Des racines agricoles à l’approvisionnement en thé
Michael a grandi dans une famille d’agriculteurs dans la province du Zhejiang, où le rythme des saisons se mesurait aux récoltes de thé. Il n’avait pas l’intention de travailler dans le thé — ses premières études portaient sur la logistique agricole, mais un simple stage chez un exportateur de thé l’a conduit à Menghai, au Yunnan, pendant la saison du maocha de printemps. L’odeur des feuilles flétries sur un feu de bois, l’intensité silencieuse des séances de dégustation dans un atelier familial, et la confiance entre le producteur et l’acheteur ont entièrement réorganisé ses ambitions. Il est resté.
Pendant les cinq années suivantes, il s’est immergé dans la chaîne d’approvisionnement du pu-erh : apprendre à évaluer le maocha frais, comprendre l’impact de l’âge des feuilles et du terroir, et construire progressivement un réseau de producteurs de Xishuangbanna à Lincang. Il a gagné la confiance des petits exploitants en étant présent — pas seulement à la récolte, mais pendant l’entretien hors saison, en partageant les repas et en écoutant leurs difficultés face aux aléas climatiques et à la pression du marché. Cette présence sur le terrain est devenue le fondement de son travail.
Lorsque Teamotea a créé sa branche d’approvisionnement direct, Michael était un choix naturel. Il dirige désormais des voyages d’approvisionnement trimestriels dans tout le Yunnan et des excursions occasionnelles au Fujian pour des lots de oolong et de thé blanc.

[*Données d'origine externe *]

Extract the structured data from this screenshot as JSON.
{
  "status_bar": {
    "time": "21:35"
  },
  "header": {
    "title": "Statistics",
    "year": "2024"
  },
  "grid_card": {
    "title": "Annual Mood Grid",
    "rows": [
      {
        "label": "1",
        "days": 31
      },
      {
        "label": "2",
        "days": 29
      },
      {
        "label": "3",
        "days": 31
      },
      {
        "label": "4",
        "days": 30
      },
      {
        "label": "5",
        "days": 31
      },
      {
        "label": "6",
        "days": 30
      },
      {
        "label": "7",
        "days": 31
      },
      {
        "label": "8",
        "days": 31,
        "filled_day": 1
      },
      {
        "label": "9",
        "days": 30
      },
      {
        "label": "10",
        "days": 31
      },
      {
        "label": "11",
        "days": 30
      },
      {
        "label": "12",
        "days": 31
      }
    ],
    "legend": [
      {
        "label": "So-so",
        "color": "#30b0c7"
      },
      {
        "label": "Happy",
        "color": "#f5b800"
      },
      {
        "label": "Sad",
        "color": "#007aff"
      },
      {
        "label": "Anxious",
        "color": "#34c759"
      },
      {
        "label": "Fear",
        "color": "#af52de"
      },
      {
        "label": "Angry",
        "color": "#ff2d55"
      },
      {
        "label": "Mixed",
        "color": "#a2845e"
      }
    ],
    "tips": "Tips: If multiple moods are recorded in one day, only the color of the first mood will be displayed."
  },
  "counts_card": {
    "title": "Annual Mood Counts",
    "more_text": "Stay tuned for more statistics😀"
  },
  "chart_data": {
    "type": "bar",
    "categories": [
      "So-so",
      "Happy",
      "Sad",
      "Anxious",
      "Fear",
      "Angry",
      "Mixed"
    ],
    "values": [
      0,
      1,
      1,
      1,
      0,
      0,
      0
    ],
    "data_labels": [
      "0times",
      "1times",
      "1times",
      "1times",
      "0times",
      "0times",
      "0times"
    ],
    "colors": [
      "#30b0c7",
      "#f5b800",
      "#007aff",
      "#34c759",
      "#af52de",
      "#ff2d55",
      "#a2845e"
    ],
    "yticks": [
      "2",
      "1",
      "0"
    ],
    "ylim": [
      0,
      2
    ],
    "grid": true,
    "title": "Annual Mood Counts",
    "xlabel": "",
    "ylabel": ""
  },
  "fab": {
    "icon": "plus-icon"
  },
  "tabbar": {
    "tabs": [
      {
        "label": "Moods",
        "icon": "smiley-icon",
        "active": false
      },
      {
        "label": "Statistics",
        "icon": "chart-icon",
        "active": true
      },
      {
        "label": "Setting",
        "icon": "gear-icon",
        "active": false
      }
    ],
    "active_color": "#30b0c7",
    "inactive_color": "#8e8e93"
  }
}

Son processus est méticuleux : dégustation à l’aveugle de centaines d’échantillons, visites impromptues des jardins pour vérifier les pratiques de culture, et négociation de prix qui permettent aux petites exploitations de rester viables. Une fois un lot choisi, il passe au centre de Sandry Law à Kunming pour être divisé et subir une seconde dégustation à l’aveugle avant d’être mis en vente — la décision de Michael sur le jardin, le contrôle de Sandry sur la tasse.
Ses rapports de terrain — publiés régulièrement sur tea.travel — sont devenus la colonne vertébrale de l’effort de transparence de la boutique, en associant chaque numéro de lot à des villages et des producteurs précis. Michael dit souvent que l’histoire d’un thé commence bien avant la tasse, dans le sol rouge et le brouillard matinal d’une seule colline. Sa mission est de rendre cette histoire lisible pour les buveurs à l’autre bout du monde.
Les vieux jardins de Nan Nuo Shan
Aucune montagne ne définit à elle seule le travail de Michael, mais s’il y a un endroit où il retourne sans cesse, c’est le Nan Nuo Shan au Xishuangbanna. Ici, les théiers plantés par le peuple Hani il y a six cents ans s’élèvent d’un sol forestier tapissé de fougères et de pétales de camélia en décomposition. L’altitude — de 1 200 à 1 800 mètres — ralentit la croissance, concentrant les acides aminés dans le bourgeon et donnant au pu-erh fini une amertume crémeuse et une longue finale rafraîchissante.
Michael connaît intimement les micro-terroirs de la montagne : les pentes riches en granit au-dessus du village de Banpo, où les feuilles développent une ossature minérale prononcée ; les faces orientales plus ombragées qui produisent des lots plus doux et floraux ; et le bosquet isolé d’arbres sauvages connu localement sous le nom de La Ba Zhai, accessible seulement après trois heures de marche. Il séjourne souvent dans un petit domaine familial Hani pendant la cueillette de printemps, se levant avant l’aube pour parcourir les rangées avec le producteur, goûtant les feuilles crues pour en évaluer la profondeur umami et observant la dextérité du prélèvement d’un bourgeon et deux feuilles.
Le maocha frais est transformé dans un bâtiment bas en bois éclairé par une seule ampoule nue : torréfié au wok à la main, roulé sur des plateaux en bambou et séché au soleil sur des nattes tressées. Michael insiste pour être présent à chaque étape — non en tant que superviseur, mais pour documenter les conditions et déguster la production de chaque jour sur place. Ces notes de dégustation, griffonnées dans un carnet imperméable, accompagnent le lot jusqu’à sa mise en ligne sur shop.puerh.app.
Ses lots de printemps actuels dans la boutique, notamment Nannuo, Jingmai, Bulang Hekai et Lincang Mengku, parcourent tous la même courte distance du cueilleur à la mise en ligne : une saison, un jardin, un acheteur qui y était.